Walter Alva | |
Birth Name: | Walter Alva Alva |
Birth Date: | 28 June 1951 |
Birth Place: | Contumazá Province, Peru |
Occupation: | Archaeologist |
Employer: | Bruning Archeological Museum |
Known For: | Discovery of the Lord of Sipan's tomb |
Awards: | Orden El Sol del Peru |
Walter Alva (born 28 June 1951), born Walter Alva Alva, is a Peruvian archaeologist specializing in the study and excavation of the prehistoric Moche culture. He is known for two major finds: the tomb of the Lord of Sipan and related people in 1987, and 2007.
Alva was born on 28 June 1951 in Contumazá Province.[1] He earned his undergraduate and graduate degrees in archaeology.

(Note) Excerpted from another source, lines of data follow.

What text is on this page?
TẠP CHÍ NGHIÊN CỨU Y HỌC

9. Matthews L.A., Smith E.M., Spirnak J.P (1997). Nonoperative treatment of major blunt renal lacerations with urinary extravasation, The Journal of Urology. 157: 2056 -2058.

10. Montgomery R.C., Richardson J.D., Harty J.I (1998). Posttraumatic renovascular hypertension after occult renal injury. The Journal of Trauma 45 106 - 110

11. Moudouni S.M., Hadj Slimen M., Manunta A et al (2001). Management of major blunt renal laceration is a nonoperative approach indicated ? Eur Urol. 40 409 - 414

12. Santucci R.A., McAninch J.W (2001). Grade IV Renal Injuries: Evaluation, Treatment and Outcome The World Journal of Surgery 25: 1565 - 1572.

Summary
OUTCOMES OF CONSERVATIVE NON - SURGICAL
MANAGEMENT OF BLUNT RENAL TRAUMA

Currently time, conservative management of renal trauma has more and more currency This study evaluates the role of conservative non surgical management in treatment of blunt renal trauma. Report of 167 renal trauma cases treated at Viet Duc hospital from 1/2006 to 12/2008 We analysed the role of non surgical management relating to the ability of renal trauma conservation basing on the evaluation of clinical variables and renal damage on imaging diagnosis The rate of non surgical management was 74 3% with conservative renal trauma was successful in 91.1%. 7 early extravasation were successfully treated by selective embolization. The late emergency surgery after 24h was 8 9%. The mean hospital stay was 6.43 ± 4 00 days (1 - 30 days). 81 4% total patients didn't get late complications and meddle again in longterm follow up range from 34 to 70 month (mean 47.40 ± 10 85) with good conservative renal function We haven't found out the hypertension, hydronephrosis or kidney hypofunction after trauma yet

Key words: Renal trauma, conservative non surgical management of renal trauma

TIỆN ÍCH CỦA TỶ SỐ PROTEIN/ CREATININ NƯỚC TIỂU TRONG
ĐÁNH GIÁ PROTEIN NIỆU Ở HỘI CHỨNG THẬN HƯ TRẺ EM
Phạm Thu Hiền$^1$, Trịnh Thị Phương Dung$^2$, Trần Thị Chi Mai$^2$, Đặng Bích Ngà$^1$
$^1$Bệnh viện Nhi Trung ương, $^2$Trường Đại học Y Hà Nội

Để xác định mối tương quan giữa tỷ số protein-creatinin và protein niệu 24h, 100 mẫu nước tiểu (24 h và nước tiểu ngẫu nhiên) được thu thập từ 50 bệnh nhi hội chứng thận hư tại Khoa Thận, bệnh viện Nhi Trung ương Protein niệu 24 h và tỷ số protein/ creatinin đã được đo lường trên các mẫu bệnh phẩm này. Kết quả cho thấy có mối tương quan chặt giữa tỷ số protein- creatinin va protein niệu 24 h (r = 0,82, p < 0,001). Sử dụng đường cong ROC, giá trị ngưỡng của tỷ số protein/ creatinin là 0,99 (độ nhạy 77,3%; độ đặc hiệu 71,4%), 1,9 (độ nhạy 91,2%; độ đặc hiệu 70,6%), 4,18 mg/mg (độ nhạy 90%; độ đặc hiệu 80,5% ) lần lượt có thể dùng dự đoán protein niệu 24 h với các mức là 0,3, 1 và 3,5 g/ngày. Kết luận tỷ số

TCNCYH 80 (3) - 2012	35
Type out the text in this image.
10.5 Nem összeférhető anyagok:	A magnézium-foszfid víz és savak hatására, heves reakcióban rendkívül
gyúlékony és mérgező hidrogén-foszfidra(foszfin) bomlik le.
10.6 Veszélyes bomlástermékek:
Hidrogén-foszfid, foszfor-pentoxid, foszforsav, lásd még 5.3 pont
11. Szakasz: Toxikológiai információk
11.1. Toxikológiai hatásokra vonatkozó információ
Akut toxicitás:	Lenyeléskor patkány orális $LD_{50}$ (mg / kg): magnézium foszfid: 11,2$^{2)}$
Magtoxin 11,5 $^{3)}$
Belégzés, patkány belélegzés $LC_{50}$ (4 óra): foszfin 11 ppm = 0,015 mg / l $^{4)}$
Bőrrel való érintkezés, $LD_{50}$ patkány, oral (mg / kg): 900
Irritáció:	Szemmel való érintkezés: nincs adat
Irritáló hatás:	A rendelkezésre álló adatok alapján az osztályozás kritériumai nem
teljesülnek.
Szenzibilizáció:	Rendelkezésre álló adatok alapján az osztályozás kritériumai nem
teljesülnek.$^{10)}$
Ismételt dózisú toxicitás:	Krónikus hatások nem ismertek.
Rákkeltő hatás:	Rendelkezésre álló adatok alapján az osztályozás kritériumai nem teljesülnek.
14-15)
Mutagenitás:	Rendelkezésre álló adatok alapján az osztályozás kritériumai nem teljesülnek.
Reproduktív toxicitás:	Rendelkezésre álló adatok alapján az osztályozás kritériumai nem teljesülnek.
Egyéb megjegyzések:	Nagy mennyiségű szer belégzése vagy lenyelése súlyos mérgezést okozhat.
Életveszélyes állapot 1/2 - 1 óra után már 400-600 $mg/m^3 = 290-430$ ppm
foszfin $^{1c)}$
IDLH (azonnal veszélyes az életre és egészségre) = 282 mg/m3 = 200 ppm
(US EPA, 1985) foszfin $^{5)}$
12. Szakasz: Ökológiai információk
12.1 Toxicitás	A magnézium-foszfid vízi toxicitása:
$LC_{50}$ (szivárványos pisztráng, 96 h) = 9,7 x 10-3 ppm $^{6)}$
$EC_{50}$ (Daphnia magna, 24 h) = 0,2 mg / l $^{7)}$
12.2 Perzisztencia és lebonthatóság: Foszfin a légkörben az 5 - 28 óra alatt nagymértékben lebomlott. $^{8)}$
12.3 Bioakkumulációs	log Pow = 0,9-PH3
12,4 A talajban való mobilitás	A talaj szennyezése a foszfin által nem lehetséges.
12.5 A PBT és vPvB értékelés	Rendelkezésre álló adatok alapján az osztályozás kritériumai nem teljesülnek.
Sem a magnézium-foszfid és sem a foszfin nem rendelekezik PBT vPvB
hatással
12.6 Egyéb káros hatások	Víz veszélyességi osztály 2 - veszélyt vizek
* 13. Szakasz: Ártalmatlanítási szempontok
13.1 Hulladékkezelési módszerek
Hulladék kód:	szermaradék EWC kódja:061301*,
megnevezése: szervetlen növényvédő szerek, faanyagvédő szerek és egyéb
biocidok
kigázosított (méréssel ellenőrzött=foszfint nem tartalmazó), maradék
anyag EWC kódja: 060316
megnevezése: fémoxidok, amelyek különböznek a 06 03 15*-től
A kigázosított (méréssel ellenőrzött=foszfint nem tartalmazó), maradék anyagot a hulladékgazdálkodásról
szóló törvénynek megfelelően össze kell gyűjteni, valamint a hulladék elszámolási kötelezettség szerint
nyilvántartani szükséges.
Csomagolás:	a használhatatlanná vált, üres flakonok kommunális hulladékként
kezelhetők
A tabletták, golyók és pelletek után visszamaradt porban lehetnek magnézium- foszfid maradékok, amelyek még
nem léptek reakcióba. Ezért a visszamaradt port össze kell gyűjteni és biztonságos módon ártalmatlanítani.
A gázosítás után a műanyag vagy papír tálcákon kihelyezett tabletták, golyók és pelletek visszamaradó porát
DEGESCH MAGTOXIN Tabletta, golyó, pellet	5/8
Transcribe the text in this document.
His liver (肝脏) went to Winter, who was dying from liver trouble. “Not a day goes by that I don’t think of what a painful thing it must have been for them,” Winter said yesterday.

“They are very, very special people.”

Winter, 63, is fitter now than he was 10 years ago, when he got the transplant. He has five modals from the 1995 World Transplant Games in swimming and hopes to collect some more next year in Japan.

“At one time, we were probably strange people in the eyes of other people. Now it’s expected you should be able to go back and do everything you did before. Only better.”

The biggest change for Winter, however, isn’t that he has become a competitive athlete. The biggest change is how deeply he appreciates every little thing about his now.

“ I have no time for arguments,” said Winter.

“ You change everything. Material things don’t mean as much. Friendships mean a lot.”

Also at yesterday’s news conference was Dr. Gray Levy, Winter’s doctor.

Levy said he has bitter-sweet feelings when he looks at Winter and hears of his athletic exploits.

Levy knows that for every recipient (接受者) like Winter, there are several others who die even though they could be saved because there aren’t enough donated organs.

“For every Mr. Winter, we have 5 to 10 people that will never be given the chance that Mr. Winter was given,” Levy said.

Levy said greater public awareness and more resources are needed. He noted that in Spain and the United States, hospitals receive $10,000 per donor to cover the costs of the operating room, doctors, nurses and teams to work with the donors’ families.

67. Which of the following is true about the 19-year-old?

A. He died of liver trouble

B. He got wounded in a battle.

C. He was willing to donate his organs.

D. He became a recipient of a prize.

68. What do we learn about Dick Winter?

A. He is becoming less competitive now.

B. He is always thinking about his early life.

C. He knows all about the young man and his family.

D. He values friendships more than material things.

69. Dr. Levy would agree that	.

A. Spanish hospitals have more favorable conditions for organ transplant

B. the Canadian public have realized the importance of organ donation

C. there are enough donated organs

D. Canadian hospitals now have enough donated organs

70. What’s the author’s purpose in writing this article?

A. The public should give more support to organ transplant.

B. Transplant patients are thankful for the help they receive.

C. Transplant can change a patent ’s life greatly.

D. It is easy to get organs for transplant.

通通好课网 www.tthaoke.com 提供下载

Alva has worked for years at the Bruning Archeological Museum in Lambayeque, Peru. He advanced to the post of director there.
In 1987, Alva was called by police to investigate a site at Sipán, where huaqueros (grave robbers) had stolen artifacts from an archaeological site. Despite being ill with bronchitis, he made the trip. The robbers had discovered a crypt of a lord, filled with jewels and gold, and Alva knew it was significant.[2] Alva did most of the excavating without delay, as he was concerned that robbers might come back and cause more damage. As a result, he started digging without any funding or the support of the area police, with matters made worse as the result of the primary robber being killed by police.[2]
After further digging, Alva found, among other things, the undamaged body of a Moche lord.[3] From these finds, he and other scholars were able to determine that Huaca Rajada, a group of three pyramids once thought to belong to the later Chimú culture, were a part of Moche culture.[3] The findings were later described by the National Geographic Society as the richest intact pre-Columbian tomb in the Western Hemisphere.[4]
During many of these years, Alva was the director of the Bruning Archaeological Museum in Lambayeque, Peru.
In 2007, Alva discovered murals at a 4,000-year-old Peruvian temple in Ventarron. The murals, showing a deer caught in a net, are considered the oldest murals in the Americas.[3] Alva determined their age by the process of carbon dating.[5] The construction material that was used at the temple was not primitive.[6] As a result, Alva was able to show that the civilization was able to spread farther than originally thought.[3] He worked on the dig with his son Ignacio, who is also an archaeologist.[7]